スマートロックなのに照明のON/OFFまで!

最後はイッツ・コミュニケーションズの提供する「インテリジェントホーム」サービスだ。鍵の開錠・施錠は非接触カード(※1)やタッチパネルによる操作が可能で、スマートフォンアプリによる遠隔での操作もできる。

さらにスマートロックという枠を超え、さまざまなデバイスと連携することで外出先から家の中をコントロールできるのが特徴だ。例えば外出時にドアをロックすると自動で照明やエアコンをOFFに。

民泊として使う場合、ゲストが鍵を解錠したら、写真を撮影してホストにメールで送るなどといったこともできるので、セキュリティという面では単なる鍵以上の役割を果たしそうだ。
※1はオプション

利用まで30分でOKの簡単設置。

設置が簡単なスマートロック。今回どのくらい簡単なのか、Qrioを使って設置までの過程をレポートしてみる。

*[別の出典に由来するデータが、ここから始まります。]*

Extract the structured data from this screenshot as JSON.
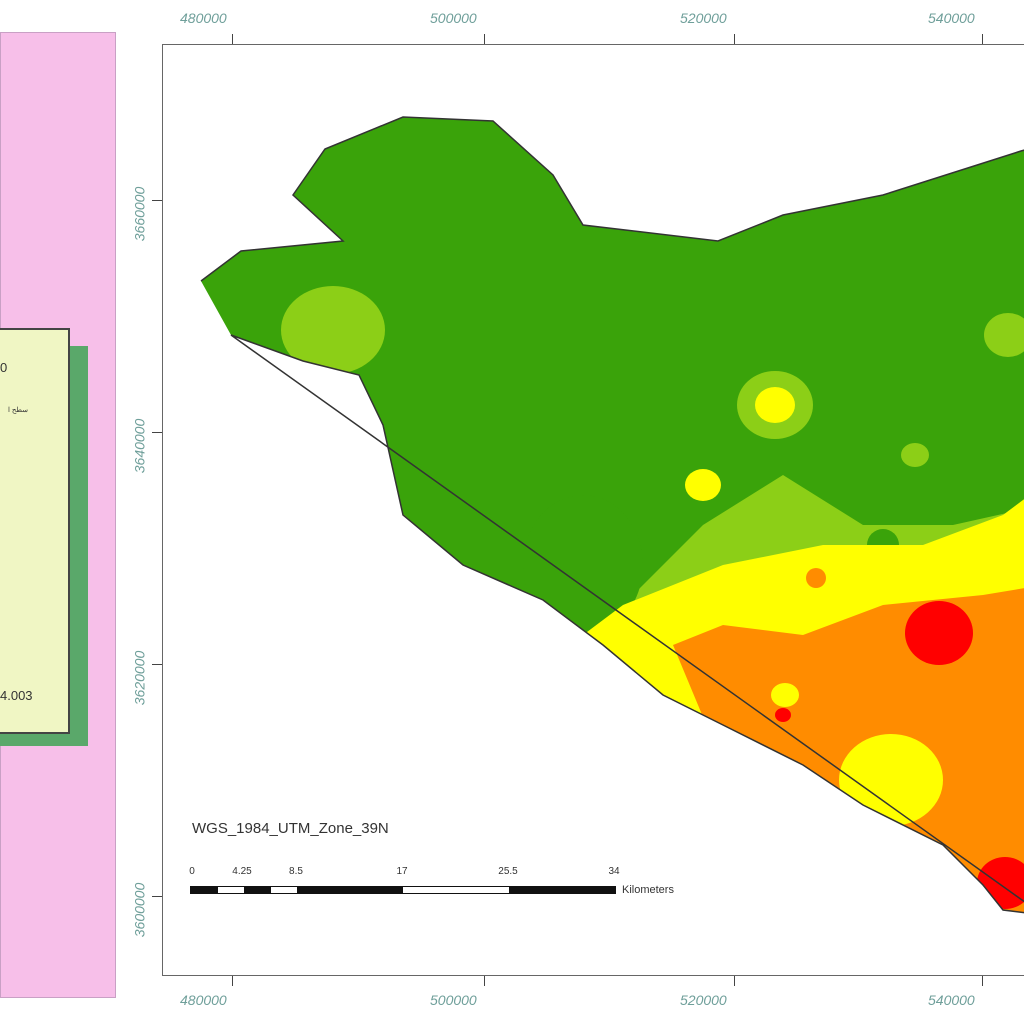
{
  "legend": {
    "top_value": "0",
    "arabic_label": "سطح ا",
    "bottom_value": "4.003"
  },
  "map": {
    "projection": "WGS_1984_UTM_Zone_39N",
    "x_ticks": [
      "480000",
      "500000",
      "520000",
      "540000"
    ],
    "y_ticks": [
      "3660000",
      "3640000",
      "3620000",
      "3600000"
    ],
    "scale_labels": [
      "0",
      "4.25",
      "8.5",
      "17",
      "25.5",
      "34"
    ],
    "scale_units": "Kilometers",
    "classes": [
      {
        "name": "class-1",
        "color": "#3aa30a"
      },
      {
        "name": "class-2",
        "color": "#8ccf17"
      },
      {
        "name": "class-3",
        "color": "#ffff00"
      },
      {
        "name": "class-4",
        "color": "#ff8c00"
      },
      {
        "name": "class-5",
        "color": "#ff0000"
      }
    ]
  },
  "colors": {
    "sidebar_bg": "#f7bfe9",
    "legend_bg": "#f0f6c4",
    "legend_shadow": "#5aa86a",
    "coord_label": "#6f9f9a"
  }
}
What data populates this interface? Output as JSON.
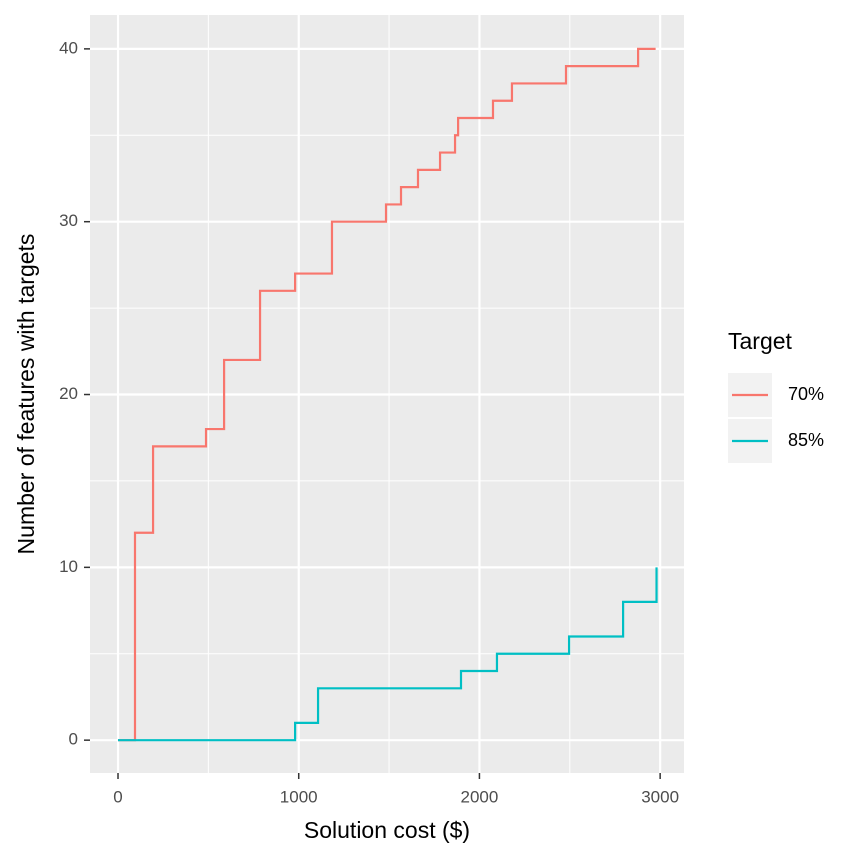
{
  "chart_data": {
    "type": "step",
    "x_label": "Solution cost ($)",
    "y_label": "Number of features with targets",
    "legend_title": "Target",
    "legend_position": "right",
    "grid": true,
    "xlim": [
      -155,
      3132
    ],
    "ylim": [
      -1.9,
      41.96
    ],
    "xticks": [
      0,
      1000,
      2000,
      3000
    ],
    "yticks": [
      0,
      10,
      20,
      30,
      40
    ],
    "x_minor_ticks": [
      500,
      1500,
      2500
    ],
    "y_minor_ticks": [
      5,
      15,
      25,
      35
    ],
    "series": [
      {
        "name": "70%",
        "color": "#f8766d",
        "x": [
          0,
          94,
          194,
          487,
          587,
          786,
          980,
          1184,
          1483,
          1566,
          1660,
          1782,
          1865,
          1882,
          2075,
          2180,
          2479,
          2878,
          2975
        ],
        "values": [
          0,
          12,
          17,
          18,
          22,
          26,
          27,
          30,
          31,
          32,
          33,
          34,
          35,
          36,
          37,
          38,
          39,
          40,
          40
        ]
      },
      {
        "name": "85%",
        "color": "#00bfc4",
        "x": [
          0,
          980,
          1107,
          1898,
          2097,
          2496,
          2795,
          2980
        ],
        "values": [
          0,
          1,
          3,
          4,
          5,
          6,
          8,
          10
        ]
      }
    ]
  }
}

梱包されていたのはQrio SmartLock本体、サムターン部分の受け口のアタッチメント(S/M/L)、接着部分のベースの高さを変える上げ底パーツ(2段階)、ネジ(大4本、小4本)、リチウム電池2本、粘着テープ2枚、サムターンカバー、オーナー登録カードとクイックスタートマニュアル。

まずは設置の前にスマートフォンの専用アプリ(iOS、Android対応)をダウンロードし、手順に沿って取り付けを行う。まず本体の電池カバーを開けて、付属のリチウム電池をセット。続いて、S、M、L、3種類の幅が用意されているアタッチメントを、取り付けたいサムターンの太さに合わせて選択する。

高さが足りない場合は上げ底パーツを使って高さを合わせる。あとは設置する向きを決め、取り付け後も問題なくノブが回せるか確認したら地面に水平もしくは垂直になるよう位置合わせをし、粘着テープを使って接着。サムターンカバーをすれば取り付け完了だ。サムターンの形状によって取り付けができない鍵もあるので、設置の際は注意したい。

左:Qrioアプリインストール画面(iOS版)
右:アプリ内の設置方法説明画面

SmartLockのキー共有も簡単に行える。まずは難しい設定が必要ないオーナー登録を行おう。梱包されていたオーナー登録カードをアプリからスキャンすれば完了だ。オーナー登録が完了したらキーを作成する。キーの名前や利用可能な期間などを設定。利用者の使用できる期間を制限できるのは便利だ。

キーの作成も画面のナビゲーションに沿って作成

キーの作成が終わったら、「メッセージ作成」からLINE、facebookメッセンジャーなどのSNSやメールを使って利用者に共有しよう。

URLも自動的に生成されて共有も簡単

今回設置はできなかったが、粘着力の強い両面テープで貼り付けるだけなので所要時間はほとんどかからない。初心者でも30分もあれば設置から利用までできるのではないだろうか。

設置が簡単で導入までのハードルが低いスマートロック。コストを削減できるだけでなく、より便利で安全に配慮されたサービスが提供され始めている。民泊サービスの増加とともに、スマートロックやセキュリティが今後どのように進化していくのか注目したい。